Sentence tokenization is like cutting a big block of text into smaller pieces, where each piece is a sentence.

Because breaking text into sentences helps computers understand and work with the text better. It's like breaking down a big problem into smaller, more manageable parts. This way, computers can analyze and process the text more effectively.

In [4]:
import nltk
nltk.download('punkt')

from nltk import word_tokenize, sent_tokenize

sentence_tokens = sent_tokenize(text)
print(sentence_tokens)

[nltk_data] Downloading package punkt to
[nltk_data]     C:\Users\DELL\AppData\Roaming\nltk_data...


['Tokenization is the process of breaking down the given text in natural language processing into the smallest unit in a sentence called a token.', 'Punctuation marks, words, and numbers can be considered tokens.']


[nltk_data]   Package punkt is already up-to-date!


In [5]:
from nltk import word_tokenize, sent_tokenize

sentence_tokens = sent_tokenize(text)
print(sentence_tokens)

['Tokenization is the process of breaking down the given text in natural language processing into the smallest unit in a sentence called a token.', 'Punctuation marks, words, and numbers can be considered tokens.']


### Word Tokenization

In [6]:
word_tokens = word_tokenize(text)
print(word_tokens)

['Tokenization', 'is', 'the', 'process', 'of', 'breaking', 'down', 'the', 'given', 'text', 'in', 'natural', 'language', 'processing', 'into', 'the', 'smallest', 'unit', 'in', 'a', 'sentence', 'called', 'a', 'token', '.', 'Punctuation', 'marks', ',', 'words', ',', 'and', 'numbers', 'can', 'be', 'considered', 'tokens', '.']


### Lemmatization

Lemmatization is the process of reducing words to their base or root form, known as the lemma. Unlike stemming, which simply chops off the ends of words, lemmatization considers the meaning of the word and converts it into its base form, which is linguistically valid.

In [9]:
from nltk.tokenize import word_tokenize
from nltk.stem import WordNetLemmatizer
import nltk
nltk.download('punkt')
nltk.download('wordnet')

words = word_tokenize(text)

lemmatizer = WordNetLemmatizer()

lemmatized_words = [lemmatizer.lemmatize(word) for word in words]

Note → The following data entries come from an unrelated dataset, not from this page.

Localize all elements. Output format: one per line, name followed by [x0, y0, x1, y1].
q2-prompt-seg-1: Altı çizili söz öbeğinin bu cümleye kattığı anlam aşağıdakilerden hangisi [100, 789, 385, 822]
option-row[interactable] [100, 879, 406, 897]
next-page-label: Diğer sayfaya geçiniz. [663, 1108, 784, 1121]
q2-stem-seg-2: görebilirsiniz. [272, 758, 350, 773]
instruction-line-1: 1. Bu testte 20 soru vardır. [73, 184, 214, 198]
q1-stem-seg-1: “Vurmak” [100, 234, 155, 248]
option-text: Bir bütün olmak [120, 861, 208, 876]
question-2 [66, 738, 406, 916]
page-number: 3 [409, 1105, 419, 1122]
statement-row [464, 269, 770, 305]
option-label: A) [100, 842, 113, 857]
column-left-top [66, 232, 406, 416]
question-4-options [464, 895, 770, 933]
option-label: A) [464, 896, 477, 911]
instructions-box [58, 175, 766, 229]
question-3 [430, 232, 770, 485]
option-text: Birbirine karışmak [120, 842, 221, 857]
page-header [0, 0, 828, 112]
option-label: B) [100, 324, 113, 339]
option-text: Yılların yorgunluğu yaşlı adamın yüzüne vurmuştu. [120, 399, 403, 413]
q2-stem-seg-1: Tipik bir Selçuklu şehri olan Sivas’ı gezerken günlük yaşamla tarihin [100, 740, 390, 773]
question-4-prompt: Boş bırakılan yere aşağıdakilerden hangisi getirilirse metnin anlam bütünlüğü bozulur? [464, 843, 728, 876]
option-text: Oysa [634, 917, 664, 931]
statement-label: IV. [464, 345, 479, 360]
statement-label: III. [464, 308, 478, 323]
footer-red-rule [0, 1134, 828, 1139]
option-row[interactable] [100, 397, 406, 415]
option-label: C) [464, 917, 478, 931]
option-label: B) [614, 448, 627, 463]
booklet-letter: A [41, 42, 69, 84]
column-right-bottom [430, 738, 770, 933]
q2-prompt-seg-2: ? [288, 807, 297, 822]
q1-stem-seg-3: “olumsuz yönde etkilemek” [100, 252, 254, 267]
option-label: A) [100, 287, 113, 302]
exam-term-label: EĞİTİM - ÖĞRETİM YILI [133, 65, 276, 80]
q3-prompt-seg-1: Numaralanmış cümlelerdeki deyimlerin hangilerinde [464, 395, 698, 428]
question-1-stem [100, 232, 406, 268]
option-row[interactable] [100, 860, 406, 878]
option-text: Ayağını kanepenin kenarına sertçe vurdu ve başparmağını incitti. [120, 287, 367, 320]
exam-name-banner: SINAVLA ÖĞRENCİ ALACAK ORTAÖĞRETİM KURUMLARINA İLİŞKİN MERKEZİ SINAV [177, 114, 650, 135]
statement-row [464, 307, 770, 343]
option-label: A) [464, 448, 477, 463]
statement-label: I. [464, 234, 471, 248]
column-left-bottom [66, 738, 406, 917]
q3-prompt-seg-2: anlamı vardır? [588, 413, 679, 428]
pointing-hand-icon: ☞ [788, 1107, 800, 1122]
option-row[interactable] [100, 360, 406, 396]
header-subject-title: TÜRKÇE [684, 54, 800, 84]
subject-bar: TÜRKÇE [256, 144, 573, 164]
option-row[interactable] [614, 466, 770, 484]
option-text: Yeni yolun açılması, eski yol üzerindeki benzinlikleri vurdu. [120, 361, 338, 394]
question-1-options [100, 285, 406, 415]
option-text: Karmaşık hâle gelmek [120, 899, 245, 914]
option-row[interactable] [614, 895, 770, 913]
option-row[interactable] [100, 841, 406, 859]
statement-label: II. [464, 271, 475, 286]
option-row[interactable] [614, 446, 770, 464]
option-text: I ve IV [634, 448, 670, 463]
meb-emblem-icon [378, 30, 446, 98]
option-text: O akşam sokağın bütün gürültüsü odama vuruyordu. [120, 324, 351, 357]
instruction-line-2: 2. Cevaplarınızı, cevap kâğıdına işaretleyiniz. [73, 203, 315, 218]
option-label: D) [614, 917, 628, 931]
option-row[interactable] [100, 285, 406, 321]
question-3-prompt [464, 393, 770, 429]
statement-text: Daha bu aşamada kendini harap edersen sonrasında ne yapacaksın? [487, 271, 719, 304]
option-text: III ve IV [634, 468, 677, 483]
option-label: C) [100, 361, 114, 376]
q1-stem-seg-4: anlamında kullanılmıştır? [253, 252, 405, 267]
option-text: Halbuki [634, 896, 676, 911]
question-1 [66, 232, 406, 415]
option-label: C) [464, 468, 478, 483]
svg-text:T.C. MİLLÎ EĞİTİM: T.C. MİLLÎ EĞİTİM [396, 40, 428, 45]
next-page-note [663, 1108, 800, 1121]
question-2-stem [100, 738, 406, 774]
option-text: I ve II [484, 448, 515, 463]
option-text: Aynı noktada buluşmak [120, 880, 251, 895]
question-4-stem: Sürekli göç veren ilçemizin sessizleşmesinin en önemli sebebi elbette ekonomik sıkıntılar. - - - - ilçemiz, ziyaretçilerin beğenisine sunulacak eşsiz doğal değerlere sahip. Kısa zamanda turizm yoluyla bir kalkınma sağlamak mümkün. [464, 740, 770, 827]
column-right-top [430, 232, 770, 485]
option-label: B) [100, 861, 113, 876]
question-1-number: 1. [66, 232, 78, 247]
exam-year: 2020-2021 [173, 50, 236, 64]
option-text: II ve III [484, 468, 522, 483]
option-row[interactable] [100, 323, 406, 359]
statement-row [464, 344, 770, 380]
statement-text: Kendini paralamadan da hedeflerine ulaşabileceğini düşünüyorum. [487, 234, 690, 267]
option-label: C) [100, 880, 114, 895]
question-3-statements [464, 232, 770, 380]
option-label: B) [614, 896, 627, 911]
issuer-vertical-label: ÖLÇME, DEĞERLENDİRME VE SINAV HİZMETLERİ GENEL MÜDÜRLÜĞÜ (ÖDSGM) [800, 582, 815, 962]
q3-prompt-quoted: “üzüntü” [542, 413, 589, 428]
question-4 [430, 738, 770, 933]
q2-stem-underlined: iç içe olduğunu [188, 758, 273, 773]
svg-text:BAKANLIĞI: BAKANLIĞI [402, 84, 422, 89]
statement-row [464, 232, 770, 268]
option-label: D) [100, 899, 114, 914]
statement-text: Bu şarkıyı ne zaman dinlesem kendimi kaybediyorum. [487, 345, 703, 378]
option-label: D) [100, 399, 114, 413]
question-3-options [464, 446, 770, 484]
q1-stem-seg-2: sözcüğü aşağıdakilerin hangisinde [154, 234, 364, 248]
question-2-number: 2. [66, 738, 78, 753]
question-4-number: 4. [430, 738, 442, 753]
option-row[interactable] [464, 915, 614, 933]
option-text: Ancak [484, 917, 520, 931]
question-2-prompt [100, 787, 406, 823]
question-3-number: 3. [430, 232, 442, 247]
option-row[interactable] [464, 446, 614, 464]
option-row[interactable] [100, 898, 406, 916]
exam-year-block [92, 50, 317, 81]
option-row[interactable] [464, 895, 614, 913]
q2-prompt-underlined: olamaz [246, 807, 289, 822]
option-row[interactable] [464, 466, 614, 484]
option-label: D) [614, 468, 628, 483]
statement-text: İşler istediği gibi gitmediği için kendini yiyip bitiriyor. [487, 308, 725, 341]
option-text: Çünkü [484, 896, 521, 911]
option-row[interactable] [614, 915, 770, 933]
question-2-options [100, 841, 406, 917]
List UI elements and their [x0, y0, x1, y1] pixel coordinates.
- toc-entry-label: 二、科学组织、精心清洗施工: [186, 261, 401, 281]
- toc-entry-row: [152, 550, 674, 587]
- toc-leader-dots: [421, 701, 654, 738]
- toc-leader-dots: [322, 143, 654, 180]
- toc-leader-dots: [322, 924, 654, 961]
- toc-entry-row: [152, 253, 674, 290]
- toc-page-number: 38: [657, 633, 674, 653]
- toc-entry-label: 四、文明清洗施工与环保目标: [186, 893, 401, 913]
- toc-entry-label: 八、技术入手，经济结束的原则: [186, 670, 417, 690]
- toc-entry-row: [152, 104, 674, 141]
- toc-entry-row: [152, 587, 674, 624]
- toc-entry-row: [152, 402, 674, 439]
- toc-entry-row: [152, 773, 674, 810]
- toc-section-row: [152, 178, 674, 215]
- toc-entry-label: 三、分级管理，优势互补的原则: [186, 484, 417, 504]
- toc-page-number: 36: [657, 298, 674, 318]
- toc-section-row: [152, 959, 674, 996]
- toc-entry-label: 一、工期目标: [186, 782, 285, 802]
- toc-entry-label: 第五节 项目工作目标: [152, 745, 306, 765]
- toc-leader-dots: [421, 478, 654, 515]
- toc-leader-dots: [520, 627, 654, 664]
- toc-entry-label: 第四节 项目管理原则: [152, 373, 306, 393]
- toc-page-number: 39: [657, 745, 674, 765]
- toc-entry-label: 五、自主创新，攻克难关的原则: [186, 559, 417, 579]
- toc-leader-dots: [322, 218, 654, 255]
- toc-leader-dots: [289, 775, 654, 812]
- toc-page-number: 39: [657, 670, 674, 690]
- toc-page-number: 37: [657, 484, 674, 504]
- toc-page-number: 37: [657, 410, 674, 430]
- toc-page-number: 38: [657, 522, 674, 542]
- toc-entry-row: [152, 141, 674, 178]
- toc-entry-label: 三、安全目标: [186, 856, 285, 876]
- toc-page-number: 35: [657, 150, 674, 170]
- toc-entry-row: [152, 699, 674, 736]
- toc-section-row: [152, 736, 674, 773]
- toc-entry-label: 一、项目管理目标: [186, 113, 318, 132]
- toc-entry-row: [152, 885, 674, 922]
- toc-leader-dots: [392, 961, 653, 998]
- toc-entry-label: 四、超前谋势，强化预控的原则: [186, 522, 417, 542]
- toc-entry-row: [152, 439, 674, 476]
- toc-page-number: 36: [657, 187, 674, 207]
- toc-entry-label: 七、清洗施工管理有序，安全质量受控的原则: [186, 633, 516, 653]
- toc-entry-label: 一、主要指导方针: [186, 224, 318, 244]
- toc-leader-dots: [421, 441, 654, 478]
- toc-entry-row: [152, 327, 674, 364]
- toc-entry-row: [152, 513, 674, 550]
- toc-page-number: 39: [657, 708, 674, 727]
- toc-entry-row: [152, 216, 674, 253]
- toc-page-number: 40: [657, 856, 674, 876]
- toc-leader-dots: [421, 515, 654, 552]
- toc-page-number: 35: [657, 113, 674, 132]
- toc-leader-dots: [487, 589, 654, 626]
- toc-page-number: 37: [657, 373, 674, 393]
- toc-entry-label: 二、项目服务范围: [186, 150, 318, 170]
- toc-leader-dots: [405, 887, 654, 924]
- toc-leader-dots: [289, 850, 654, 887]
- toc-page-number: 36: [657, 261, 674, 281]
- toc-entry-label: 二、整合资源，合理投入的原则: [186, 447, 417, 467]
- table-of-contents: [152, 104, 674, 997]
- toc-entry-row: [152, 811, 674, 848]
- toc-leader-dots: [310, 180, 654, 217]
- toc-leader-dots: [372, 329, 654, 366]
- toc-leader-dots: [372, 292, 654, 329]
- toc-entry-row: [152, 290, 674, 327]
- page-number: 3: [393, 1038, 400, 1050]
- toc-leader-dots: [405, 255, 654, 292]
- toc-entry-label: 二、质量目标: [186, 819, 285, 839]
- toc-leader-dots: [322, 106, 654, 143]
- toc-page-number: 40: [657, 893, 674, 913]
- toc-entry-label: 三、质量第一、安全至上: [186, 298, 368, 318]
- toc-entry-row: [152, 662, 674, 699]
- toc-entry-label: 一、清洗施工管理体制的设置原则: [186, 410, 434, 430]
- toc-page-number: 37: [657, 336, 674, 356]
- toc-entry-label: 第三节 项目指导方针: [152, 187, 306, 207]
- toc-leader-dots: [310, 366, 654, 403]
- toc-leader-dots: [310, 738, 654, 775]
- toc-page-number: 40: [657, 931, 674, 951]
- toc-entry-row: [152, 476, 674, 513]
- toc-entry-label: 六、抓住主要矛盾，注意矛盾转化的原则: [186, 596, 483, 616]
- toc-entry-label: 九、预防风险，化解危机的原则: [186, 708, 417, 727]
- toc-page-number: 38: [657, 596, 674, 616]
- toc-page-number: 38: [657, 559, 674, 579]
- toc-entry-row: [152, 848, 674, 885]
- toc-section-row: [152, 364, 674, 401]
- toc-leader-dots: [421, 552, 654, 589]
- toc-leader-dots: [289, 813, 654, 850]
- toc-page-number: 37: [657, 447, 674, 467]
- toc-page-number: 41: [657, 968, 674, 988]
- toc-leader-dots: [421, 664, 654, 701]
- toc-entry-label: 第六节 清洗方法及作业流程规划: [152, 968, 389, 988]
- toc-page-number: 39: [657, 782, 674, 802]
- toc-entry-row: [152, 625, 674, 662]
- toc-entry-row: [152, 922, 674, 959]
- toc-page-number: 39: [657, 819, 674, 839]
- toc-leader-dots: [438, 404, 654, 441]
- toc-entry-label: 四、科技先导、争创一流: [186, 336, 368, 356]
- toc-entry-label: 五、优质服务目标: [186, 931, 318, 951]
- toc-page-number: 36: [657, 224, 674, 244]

lemmatized_text = ' '.join(lemmatized_words)

print(lemmatized_text)

[nltk_data] Downloading package punkt to
[nltk_data]     C:\Users\DELL\AppData\Roaming\nltk_data...
[nltk_data]   Package punkt is already up-to-date!
[nltk_data] Downloading package wordnet to
[nltk_data]     C:\Users\DELL\AppData\Roaming\nltk_data...


Tokenization is the process of breaking down the given text in natural language processing into the smallest unit in a sentence called a token . Punctuation mark , word , and number can be considered token .


### Part-of-speech Tagging

Part-of-speech (POS) tagging is the process of assigning a grammatical category (such as noun, verb, adjective, etc.) to each word in a sentence based on its syntactic role. It's an essential task in natural language processing (NLP) for understanding the structure and meaning of text.

In [10]:
from nltk import pos_tag

pos_tag(word_tokens)

[('Tokenization', 'NN'),
 ('is', 'VBZ'),
 ('the', 'DT'),
 ('process', 'NN'),
 ('of', 'IN'),
 ('breaking', 'VBG'),
 ('down', 'RP'),
 ('the', 'DT'),
 ('given', 'VBN'),
 ('text', 'NN'),
 ('in', 'IN'),
 ('natural', 'JJ'),
 ('language', 'NN'),
 ('processing', 'NN'),
 ('into', 'IN'),
 ('the', 'DT'),
 ('smallest', 'JJS'),
 ('unit', 'NN'),
 ('in', 'IN'),
 ('a', 'DT'),
 ('sentence', 'NN'),
 ('called', 'VBD'),
 ('a', 'DT'),
 ('token', 'NN'),
 ('.', '.'),
 ('Punctuation', 'NN'),
 ('marks', 'NNS'),
 (',', ','),
 ('words', 'NNS'),
 (',', ','),
 ('and', 'CC'),
 ('numbers', 'NNS'),
 ('can', 'MD'),
 ('be', 'VB'),
 ('considered', 'VBN'),
 ('tokens', 'NNS'),
 ('.', '.')]